Overview

Study of Evobrutinib in Participants With RMS

Status:
Terminated

Trial end date:
2020-05-20

Target enrollment:
0

Participant gender:
All

Summary

The study was to evaluate the efficacy and safety of evobrutinib administered orally twice daily versus Interferon-beta-1a (Avonex®), once a week intramuscularly in participants with Relapsing Multiple Sclerosis (RMS).

Phase:

Phase 3

Accepts Healthy Volunteers?

Details

Lead Sponsor:

EMD Serono Research & Development Institute, Inc.

Collaborator:

Merck KGaA, Darmstadt, Germany

Treatments:

Interferon beta-1a
Interferon-beta
Interferons

Criteria

Inclusion Criteria:

- Participants diagnosed with RMS (relapsing-remitting multiple sclerosis [RRMS] or
secondary progressive multiple sclerosis [SPMS] with relapses) in accordance with 2017
Revised McDonald criteria (Thompson 2018).
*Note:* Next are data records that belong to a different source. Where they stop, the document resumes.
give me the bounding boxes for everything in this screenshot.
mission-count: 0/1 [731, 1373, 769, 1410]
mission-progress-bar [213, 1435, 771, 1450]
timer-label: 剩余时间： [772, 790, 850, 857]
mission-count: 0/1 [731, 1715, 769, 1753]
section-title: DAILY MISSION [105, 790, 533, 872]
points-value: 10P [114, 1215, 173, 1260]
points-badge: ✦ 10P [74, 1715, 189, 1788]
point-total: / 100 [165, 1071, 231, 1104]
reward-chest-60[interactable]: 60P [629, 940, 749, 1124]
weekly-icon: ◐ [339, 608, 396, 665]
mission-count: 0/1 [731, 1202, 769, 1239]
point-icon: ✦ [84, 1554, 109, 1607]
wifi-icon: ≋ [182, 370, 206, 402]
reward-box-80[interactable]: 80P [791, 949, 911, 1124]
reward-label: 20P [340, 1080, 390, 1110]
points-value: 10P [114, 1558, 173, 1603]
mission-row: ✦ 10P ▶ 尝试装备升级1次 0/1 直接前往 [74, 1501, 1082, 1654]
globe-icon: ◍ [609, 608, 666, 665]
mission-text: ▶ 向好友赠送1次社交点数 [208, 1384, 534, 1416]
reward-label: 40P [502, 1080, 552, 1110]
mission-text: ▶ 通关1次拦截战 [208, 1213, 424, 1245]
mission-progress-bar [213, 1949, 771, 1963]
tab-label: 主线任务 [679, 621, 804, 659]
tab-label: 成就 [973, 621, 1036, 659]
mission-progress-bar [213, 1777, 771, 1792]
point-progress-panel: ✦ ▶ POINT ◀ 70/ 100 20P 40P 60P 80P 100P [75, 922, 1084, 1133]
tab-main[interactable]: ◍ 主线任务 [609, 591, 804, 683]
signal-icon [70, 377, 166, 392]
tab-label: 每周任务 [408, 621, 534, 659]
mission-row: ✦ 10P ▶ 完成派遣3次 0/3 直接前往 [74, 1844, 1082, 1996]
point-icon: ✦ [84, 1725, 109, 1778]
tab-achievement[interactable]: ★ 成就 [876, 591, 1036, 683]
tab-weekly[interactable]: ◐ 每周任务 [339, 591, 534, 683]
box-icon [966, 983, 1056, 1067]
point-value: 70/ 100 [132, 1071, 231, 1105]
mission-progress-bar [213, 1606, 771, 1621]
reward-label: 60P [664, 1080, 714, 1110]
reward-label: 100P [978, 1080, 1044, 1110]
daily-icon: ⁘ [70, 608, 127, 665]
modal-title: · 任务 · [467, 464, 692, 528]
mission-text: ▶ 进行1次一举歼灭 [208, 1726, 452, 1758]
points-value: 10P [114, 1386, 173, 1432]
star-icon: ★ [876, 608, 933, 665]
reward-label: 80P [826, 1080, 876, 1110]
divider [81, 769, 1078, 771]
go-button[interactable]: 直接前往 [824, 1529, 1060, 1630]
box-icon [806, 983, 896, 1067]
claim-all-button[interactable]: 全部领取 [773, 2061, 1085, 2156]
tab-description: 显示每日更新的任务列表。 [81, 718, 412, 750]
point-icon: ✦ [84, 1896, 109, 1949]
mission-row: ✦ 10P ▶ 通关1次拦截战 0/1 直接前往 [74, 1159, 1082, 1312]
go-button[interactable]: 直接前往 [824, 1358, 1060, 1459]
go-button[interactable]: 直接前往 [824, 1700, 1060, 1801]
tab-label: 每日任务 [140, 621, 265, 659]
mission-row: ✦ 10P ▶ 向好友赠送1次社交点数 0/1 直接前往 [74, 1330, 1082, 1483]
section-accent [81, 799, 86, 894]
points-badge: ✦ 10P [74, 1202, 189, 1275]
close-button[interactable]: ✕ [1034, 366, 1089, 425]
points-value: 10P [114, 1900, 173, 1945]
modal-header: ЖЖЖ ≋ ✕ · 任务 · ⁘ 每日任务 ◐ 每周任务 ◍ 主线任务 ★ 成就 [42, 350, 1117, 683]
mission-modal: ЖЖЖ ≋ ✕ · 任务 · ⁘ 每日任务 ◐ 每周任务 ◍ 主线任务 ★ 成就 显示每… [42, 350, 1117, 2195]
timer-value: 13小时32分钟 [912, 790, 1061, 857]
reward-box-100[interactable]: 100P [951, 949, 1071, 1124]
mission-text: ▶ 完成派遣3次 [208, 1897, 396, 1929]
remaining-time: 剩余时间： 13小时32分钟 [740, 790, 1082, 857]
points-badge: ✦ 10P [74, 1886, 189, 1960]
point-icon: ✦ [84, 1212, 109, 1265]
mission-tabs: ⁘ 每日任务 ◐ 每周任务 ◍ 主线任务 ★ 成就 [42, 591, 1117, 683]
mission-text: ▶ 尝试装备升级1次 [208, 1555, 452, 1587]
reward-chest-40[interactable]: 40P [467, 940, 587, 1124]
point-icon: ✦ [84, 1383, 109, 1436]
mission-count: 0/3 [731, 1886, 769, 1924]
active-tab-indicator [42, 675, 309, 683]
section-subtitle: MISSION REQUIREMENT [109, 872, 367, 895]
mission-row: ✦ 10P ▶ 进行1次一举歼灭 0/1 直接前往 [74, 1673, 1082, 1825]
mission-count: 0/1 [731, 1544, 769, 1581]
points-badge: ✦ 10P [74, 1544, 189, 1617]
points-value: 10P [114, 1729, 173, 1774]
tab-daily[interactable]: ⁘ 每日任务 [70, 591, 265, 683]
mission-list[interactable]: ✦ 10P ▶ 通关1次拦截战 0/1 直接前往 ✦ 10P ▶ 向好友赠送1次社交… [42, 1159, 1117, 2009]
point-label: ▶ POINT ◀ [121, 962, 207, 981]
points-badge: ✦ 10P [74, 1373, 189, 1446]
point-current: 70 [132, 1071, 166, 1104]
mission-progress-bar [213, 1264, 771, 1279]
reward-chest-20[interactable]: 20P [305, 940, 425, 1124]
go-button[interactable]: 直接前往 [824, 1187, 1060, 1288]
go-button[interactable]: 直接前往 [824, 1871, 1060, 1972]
- Participants with one or more documented relapses within the 2 years before Screening
with either: a. one relapse which occurred within the last year prior to
randomization, OR b. the presence of at least 1 gadolinium-enhancing (Gd+) T1 lesion
within 6 months prior to randomization.

- Participants have EDSS score of 0 to 5.5 at Baseline. Participants with an EDSS score
<= 2 at screening are only eligible for participation if their disease duration (time
since onset of symptoms) is no more than 10 years.

- Participants are neurologically stable for >= 30 days prior to both screening and
baseline.

- Female participants must be neither pregnant nor breast-feeding and must lack
child-bearing potential, as defined by either: post-menopausal or surgically sterile
or use an effective method of contraception for the duration of the study.

- Participants have given written informed consent prior to any study-related procedure.

- Other protocol defined inclusion criteria could apply

Exclusion Criteria:

- Participants diagnosed with Progressive MS, in accordance with the 2017 Revised
McDonald criteria as follows: a). Participants with Primary Progressive MS. b).
Participants with secondary progressive MS without evidence of relapse.

- Disease duration more than (>) 10 years in participants with an EDSS =< 2.0 at
screening.

- Immunologic disorder other than MS, or any other condition requiring oral, intravenous
(IV) , intramuscular, or intra-articular corticosteroid therapy, with the exception of
well-controlled Type 2 diabetes mellitus or well controlled thyroid disease.

- Other protocol defined exclusion criteria could apply.